Jakarta – Wacana pengenaan Pajak Pertambahan Nilai (PPN) 12% atas transaksi elektronik, termasuk QRIS, menjadi perhatian publik. Meski pemerintah menegaskan bahwa pajak ini bukan aturan baru, penyesuaian tarif PPN menjadi sorotan karena potensi dampaknya terhadap transaksi digital.
Direktur Penyuluhan, Pelayanan, dan Hubungan Masyarakat Ditjen Pajak, Dwi Astuti, menjelaskan bahwa PPN dikenakan pada biaya layanan transaksi elektronik, bukan nilai transaksinya.

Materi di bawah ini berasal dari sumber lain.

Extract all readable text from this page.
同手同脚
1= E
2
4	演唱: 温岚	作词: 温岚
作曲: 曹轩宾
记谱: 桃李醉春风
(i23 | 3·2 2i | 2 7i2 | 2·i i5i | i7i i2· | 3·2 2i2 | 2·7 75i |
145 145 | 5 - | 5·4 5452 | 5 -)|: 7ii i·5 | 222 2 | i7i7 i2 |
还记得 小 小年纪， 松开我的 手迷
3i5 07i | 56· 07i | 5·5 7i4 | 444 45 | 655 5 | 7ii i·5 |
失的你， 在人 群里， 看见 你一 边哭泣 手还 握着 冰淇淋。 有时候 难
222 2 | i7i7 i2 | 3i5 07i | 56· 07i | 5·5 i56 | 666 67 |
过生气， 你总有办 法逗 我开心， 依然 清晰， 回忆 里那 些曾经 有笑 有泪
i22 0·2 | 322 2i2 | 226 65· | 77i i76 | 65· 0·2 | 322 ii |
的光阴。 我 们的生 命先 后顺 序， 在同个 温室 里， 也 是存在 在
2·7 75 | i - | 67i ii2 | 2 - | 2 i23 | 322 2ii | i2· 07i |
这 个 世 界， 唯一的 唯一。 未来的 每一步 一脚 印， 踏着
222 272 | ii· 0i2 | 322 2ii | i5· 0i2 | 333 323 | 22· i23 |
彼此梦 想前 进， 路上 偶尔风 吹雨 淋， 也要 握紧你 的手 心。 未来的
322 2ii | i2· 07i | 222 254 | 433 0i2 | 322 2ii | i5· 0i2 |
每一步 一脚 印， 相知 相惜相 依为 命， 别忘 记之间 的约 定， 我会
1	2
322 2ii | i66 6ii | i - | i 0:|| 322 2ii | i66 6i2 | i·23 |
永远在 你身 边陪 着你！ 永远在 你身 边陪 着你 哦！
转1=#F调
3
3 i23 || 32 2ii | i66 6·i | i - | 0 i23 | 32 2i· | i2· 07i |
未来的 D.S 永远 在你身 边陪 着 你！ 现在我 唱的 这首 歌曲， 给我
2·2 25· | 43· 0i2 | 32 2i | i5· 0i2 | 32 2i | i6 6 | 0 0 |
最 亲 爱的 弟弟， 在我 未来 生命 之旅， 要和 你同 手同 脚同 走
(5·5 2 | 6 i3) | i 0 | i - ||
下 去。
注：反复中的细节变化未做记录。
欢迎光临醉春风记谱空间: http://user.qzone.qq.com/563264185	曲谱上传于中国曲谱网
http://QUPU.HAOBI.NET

“Ini bukan objek pajak baru,” ujar Dwi, Jumat (20/12/2024).
Berikut adalah daftar biaya layanan transaksi elektronik yang dikenakan PPN:
- Biaya Layanan: Seperti pembayaran tagihan listrik, di mana PPN dihitung dari biaya administrasi.

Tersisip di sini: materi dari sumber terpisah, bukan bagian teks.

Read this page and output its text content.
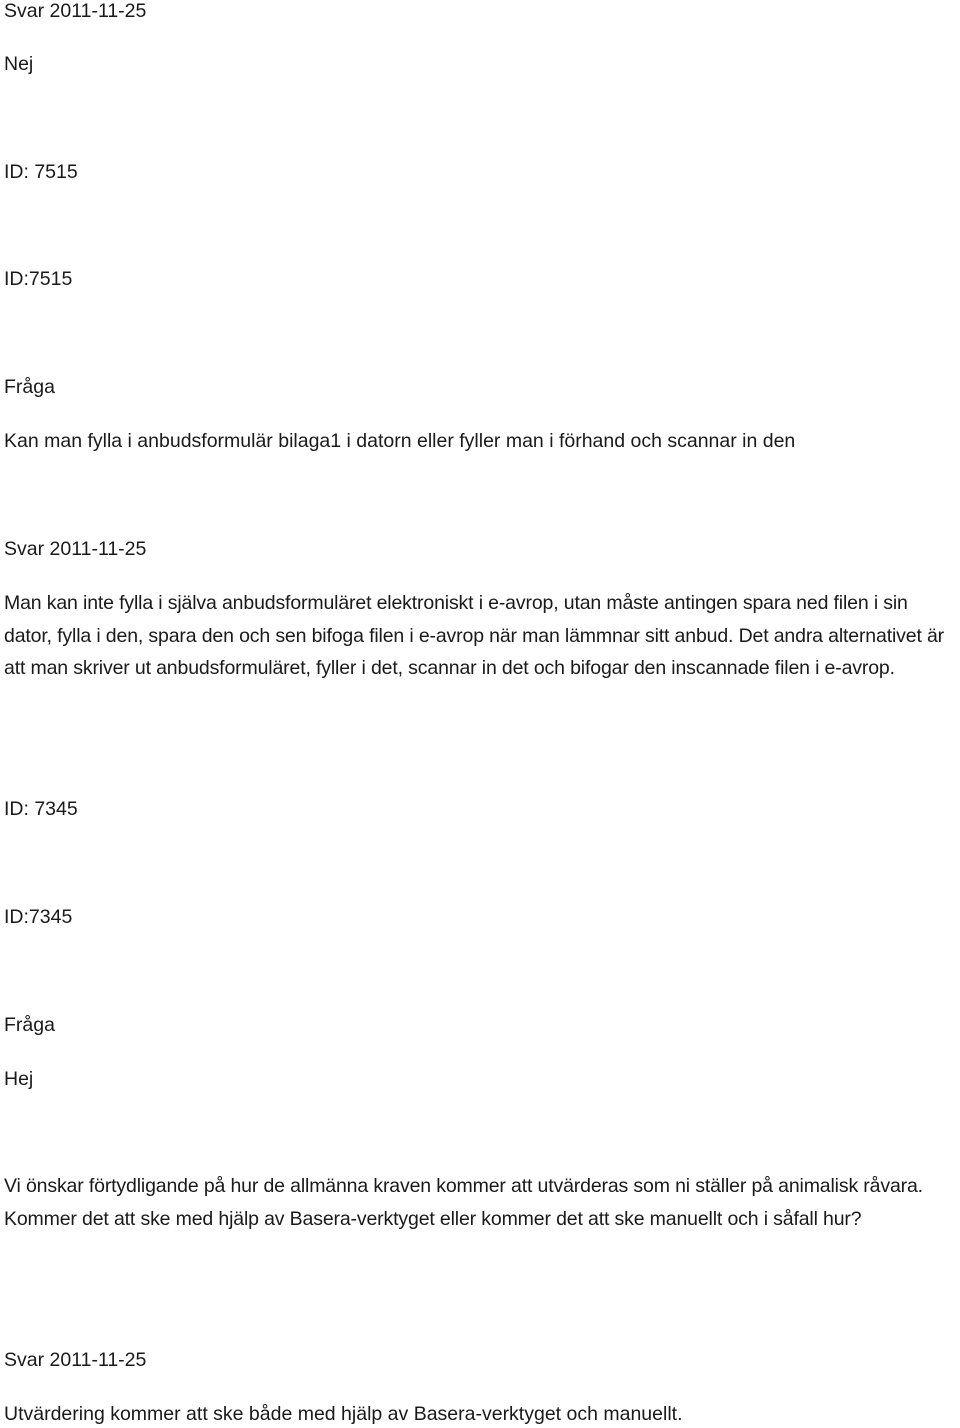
Svar 2011-11-25

Nej

ID: 7515

ID:7515

Fråga

Kan man fylla i anbudsformulär bilaga1 i datorn eller fyller man i förhand och scannar in den

Svar 2011-11-25

Man kan inte fylla i själva anbudsformuläret elektroniskt i e-avrop, utan måste antingen spara ned filen i sin dator, fylla i den, spara den och sen bifoga filen i e-avrop när man lämmnar sitt anbud. Det andra alternativet är att man skriver ut anbudsformuläret, fyller i det, scannar in det och bifogar den inscannade filen i e-avrop.

ID: 7345

ID:7345

Fråga

Hej

Vi önskar förtydligande på hur de allmänna kraven kommer att utvärderas som ni ställer på animalisk råvara. Kommer det att ske med hjälp av Basera-verktyget eller kommer det att ske manuellt och i såfall hur?

Svar 2011-11-25

Utvärdering kommer att ske både med hjälp av Basera-verktyget och manuellt.
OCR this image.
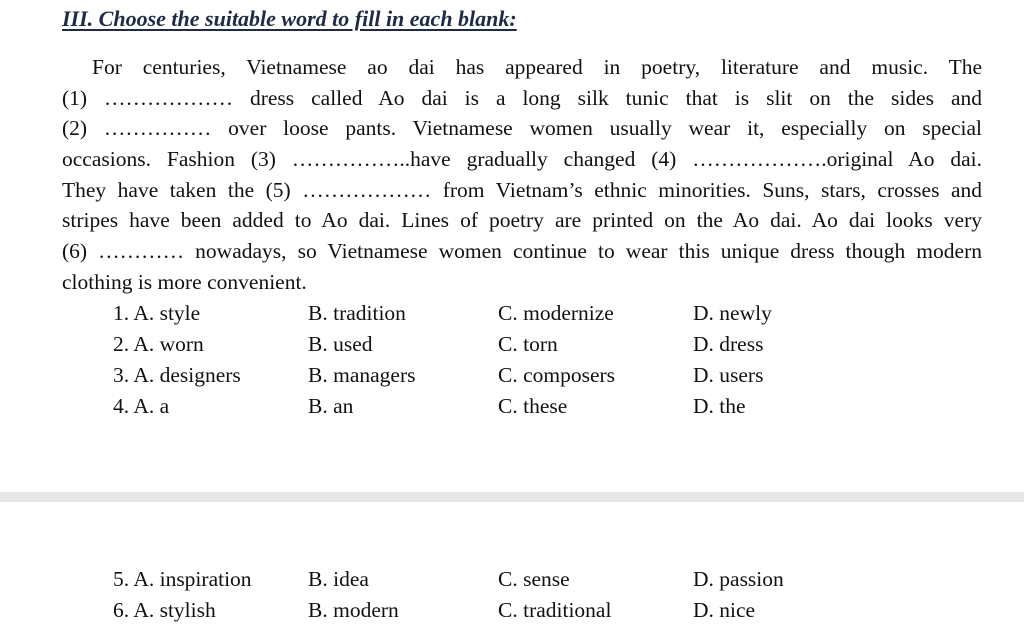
III. Choose the suitable word to fill in each blank:
For centuries, Vietnamese ao dai has appeared in poetry, literature and music. The
(1) ……………… dress called Ao dai is a long silk tunic that is slit on the sides and
(2) …………… over loose pants. Vietnamese women usually wear it, especially on special
occasions. Fashion (3) ……………..have gradually changed (4) ……………….original Ao dai.
They have taken the (5) ……………… from Vietnam’s ethnic minorities. Suns, stars, crosses and
stripes have been added to Ao dai. Lines of poetry are printed on the Ao dai. Ao dai looks very
(6) ………… nowadays, so Vietnamese women continue to wear this unique dress though modern
clothing is more convenient.
1. A. style	B. tradition	C. modernize	D. newly
2. A. worn	B. used	C. torn	D. dress
3. A. designers	B. managers	C. composers	D. users
4. A. a	B. an	C. these	D. the
5. A. inspiration	B. idea	C. sense	D. passion
6. A. stylish	B. modern	C. traditional	D. nice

- Komisi Jasa Perantara: Meliputi pembayaran untuk penyedia marketplace atau iklan online.
- Merchant Discount Rate (MDR): Biaya yang dikenakan kepada pedagang atas transaksi melalui QRIS, meskipun Bank Indonesia (BI) menggratiskan MDR untuk transaksi di bawah Rp500 ribu.
- Bunga dan Denda Pinjaman: Termasuk layanan paylater.

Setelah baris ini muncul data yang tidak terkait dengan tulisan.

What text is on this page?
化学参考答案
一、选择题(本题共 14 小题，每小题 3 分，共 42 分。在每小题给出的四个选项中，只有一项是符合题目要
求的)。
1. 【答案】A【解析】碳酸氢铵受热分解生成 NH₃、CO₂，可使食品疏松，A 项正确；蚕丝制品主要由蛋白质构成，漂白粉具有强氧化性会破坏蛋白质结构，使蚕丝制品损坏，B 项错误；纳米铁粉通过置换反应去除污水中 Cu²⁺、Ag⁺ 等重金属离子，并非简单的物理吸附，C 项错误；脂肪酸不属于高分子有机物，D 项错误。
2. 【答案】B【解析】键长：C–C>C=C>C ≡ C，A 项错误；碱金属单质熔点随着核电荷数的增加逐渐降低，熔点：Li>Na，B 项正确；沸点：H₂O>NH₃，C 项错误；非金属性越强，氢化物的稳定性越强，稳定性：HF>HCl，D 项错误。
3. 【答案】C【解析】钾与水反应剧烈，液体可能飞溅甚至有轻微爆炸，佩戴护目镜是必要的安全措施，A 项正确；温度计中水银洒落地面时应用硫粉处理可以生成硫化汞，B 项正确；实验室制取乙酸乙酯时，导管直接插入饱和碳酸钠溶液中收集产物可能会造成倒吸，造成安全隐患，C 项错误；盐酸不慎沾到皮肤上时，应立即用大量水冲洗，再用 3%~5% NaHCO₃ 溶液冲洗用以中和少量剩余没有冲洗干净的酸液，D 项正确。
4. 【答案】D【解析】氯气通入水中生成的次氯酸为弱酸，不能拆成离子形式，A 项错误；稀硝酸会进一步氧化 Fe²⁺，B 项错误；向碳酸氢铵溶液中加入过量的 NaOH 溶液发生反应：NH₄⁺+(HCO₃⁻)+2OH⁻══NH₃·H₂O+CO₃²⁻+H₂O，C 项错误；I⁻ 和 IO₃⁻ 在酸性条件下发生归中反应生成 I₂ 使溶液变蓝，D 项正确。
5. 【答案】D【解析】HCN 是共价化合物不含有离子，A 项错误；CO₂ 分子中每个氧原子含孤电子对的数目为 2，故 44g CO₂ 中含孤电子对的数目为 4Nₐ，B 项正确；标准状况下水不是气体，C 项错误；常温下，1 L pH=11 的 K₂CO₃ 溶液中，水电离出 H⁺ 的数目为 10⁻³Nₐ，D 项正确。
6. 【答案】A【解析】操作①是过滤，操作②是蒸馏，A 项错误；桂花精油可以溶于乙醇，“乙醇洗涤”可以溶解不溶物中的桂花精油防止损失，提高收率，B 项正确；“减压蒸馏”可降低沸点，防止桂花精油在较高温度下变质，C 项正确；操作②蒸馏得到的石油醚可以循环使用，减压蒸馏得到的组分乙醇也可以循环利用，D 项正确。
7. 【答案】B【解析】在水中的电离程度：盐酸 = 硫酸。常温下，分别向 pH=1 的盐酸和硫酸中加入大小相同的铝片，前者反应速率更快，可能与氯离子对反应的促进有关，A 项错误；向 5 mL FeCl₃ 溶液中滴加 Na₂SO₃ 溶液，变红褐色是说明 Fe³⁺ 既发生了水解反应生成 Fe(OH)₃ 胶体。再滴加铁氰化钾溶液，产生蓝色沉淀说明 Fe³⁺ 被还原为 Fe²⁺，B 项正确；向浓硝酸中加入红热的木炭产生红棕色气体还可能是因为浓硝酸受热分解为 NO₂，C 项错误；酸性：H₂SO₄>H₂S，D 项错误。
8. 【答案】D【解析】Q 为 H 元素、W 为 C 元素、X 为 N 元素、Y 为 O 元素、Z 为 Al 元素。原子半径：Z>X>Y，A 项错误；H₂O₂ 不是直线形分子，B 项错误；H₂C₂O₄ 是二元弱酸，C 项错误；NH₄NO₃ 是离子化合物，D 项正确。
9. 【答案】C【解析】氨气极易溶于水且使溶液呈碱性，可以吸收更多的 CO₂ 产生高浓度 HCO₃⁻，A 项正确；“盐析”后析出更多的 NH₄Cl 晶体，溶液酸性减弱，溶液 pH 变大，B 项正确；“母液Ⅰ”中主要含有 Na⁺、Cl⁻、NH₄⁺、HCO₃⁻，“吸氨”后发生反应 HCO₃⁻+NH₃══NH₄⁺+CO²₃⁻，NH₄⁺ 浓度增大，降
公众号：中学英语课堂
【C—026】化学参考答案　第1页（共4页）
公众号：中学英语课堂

- Biaya Top-Up: Untuk saldo dompet elektronik atau pulsa.
Sebagai contoh, jika pengguna membayar tagihan listrik Rp500 ribu dengan biaya layanan Rp3.500, maka PPN dihitung dari Rp3.500, bukan Rp500 ribu.
Penyedia Layanan yang Memungut PPN
Penyedia layanan yang diwajibkan memungut PPN meliputi:
- Dompet elektronik
- Gerbang pembayaran
- Layanan transfer dana, termasuk teknologi blockchain
Namun, beberapa layanan transaksi elektronik terbebas dari PPN, seperti transfer dana dalam bank yang sama dan bonus loyalty point.
Meskipun penyesuaian tarif PPN ke 12% belum sepenuhnya diterapkan, wacana ini menimbulkan kekhawatiran dari pedagang dan pengguna jasa transaksi digital. Asosiasi e-commerce memperkirakan bahwa tarif baru ini dapat menekan margin pedagang kecil.
Di sisi lain, pemerintah berpendapat bahwa aturan ini akan meningkatkan penerimaan negara sekaligus mendorong transparansi dalam transaksi digital.